Notas Soltas (2)
Uma malhada, cerca de 1920 |
Desde muito cedo que os poderes públicos, em Montijo, disciplinaram
a criação e matança de porcos, no
interior da vila.
A Postura 19.ª, publicada em 12 de Junho de 1837,
permitia que os porcos fossem criados, no interior da vila, mas «a pessoa, que quizer crear porcos, os deverá ter fechados,
sem os deixar divagar pelas ruas livremente.»
Porém, era livre a circulação das «varas de porcos,
que tranzitavam por esta villa, por motivo de commercio.»
Em 1839, o aditamento feito àquela postura, refere, pela
primeira vez, os «quintais de matança», que tinham
já adquirido importância económica.
Estatuía o parágrafo segundo, do art.º 1.º do
Aditamento à Postura 19.ª: «A disposição deste Artigo
não diz respeito às varas de porcos, que transitarem para embarque e quintais de matança.»
Por outro lado, o art.° 4.º do referido aditamento
determinava que «da data em diante fica expressa e
absolutamente proibido a toda a pessoa de qualquer classe ou hierarquia ter
porcos parados, ou expostos à venda em qualquer das praças, largos, ruas ou
travessas desta vila pois que se para o dito fim se acha destinado o terreno da
Vinha dos Frades da Graça no Corte Esteval.»

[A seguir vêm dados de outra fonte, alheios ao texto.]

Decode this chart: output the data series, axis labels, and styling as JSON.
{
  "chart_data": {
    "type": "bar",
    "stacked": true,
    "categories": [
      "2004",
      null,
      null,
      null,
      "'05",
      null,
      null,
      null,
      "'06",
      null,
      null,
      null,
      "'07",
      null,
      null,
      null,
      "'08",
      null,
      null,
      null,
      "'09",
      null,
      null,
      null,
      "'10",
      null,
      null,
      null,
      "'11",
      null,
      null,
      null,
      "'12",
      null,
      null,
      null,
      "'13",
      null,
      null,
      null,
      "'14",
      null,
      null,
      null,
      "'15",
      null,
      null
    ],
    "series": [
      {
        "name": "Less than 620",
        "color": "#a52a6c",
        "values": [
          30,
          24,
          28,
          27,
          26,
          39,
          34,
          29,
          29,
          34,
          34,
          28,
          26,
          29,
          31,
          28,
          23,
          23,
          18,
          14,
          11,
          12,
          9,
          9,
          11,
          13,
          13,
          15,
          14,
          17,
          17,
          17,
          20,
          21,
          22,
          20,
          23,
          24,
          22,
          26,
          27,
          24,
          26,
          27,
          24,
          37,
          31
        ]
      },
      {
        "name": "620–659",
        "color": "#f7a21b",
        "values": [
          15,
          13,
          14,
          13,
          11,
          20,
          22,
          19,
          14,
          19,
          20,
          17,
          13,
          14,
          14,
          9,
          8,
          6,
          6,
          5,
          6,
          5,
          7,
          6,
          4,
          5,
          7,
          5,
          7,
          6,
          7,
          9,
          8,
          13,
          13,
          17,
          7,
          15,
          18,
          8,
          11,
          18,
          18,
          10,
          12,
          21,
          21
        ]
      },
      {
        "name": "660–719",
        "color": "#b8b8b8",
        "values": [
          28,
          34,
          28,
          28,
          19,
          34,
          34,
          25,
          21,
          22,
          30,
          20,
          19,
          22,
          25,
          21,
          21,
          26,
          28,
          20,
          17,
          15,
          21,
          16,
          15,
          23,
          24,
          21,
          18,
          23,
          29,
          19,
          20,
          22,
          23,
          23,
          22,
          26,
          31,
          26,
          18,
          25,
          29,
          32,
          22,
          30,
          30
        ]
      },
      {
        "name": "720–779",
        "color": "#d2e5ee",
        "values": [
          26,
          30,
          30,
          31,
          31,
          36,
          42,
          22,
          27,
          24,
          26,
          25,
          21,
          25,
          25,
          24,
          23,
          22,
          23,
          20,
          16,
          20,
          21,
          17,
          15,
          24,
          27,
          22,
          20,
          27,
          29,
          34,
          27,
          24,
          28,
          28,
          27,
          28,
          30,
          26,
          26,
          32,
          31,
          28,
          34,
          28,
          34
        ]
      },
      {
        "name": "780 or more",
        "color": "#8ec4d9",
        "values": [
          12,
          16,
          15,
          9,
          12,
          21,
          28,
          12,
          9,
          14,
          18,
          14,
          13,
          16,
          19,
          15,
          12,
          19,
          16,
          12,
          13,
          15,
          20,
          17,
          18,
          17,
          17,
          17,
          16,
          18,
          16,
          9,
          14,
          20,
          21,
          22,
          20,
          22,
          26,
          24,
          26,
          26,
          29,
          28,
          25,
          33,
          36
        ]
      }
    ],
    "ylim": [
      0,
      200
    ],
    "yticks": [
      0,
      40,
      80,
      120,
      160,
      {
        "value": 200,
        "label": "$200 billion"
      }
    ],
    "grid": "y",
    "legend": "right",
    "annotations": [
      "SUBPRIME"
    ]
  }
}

Cerca de trinta anos depois, o Administrador do
Concelho, pela Circular n.º 31, de 5 de Setembro de 1868, proibia a engorda de porcos no interior da vila e,
dez anos mais tarde, por Edital, alargava a proibição de «largar para as ruas e mais lugares públicos carneiros, ovelhas
e porcos.»
Em 2 de Julho de 1884, Dom João Pereira Coutinho, Administrador
do Concelho por Sua Majestade EI-Rei o Senhor Dom Luis Primeiro, determinava,
para salvaguardar a higiene e saúde públicas, que era
proibida a criação e engorda de gado suíno dentro da vila e suas proximidades e
a acumulação de estrumes e outras matérias nocivas à saúde quer em casas quer
em quintais, pátios, hortas e saguões.
Esta determinação foi acompanhada por outra que apontava
«o quintal denominado da praia pertencente a Francisco Freire Caria» para a
matança do gado suíno, em substituição do matadouro público, que não tinha as
condições necessárias.
Em 1888, o subdelegado de saúde escrevia ao
Administrador do Concelho informando-o que «se torna
necessário impedir que os chacineiros lancem para a rua o sangue dos porcos,
porções de vísceras e as águas que empregam na lavagem dos utensílios das suas
fábricas e que vêm carregadas de matérias orgânicas, que se corrompem e se
tomam focos de infecção.»
Outra medida de real importância para a saúde pública traduziu-se
na proibição da matança do gado suíno nos quintais da
vila, no período compreendido entre os meses de Agosto e Setembro, podendo ser
morto no matadouro público, seguindo outra recomendação do subdelegado
de saúde, que, em Agosto de 1894, protestava porque era «inconveniente que se faça chacina de porcos nesta localidade
e na actual estação, vista a facilidade com que as carnes corrompem e não
haver a plena certeza que na carne ensacada não vão germes prejudiciais à
saúde pública. Entendo pois que a chacina deve ser proibida na estação calmosa».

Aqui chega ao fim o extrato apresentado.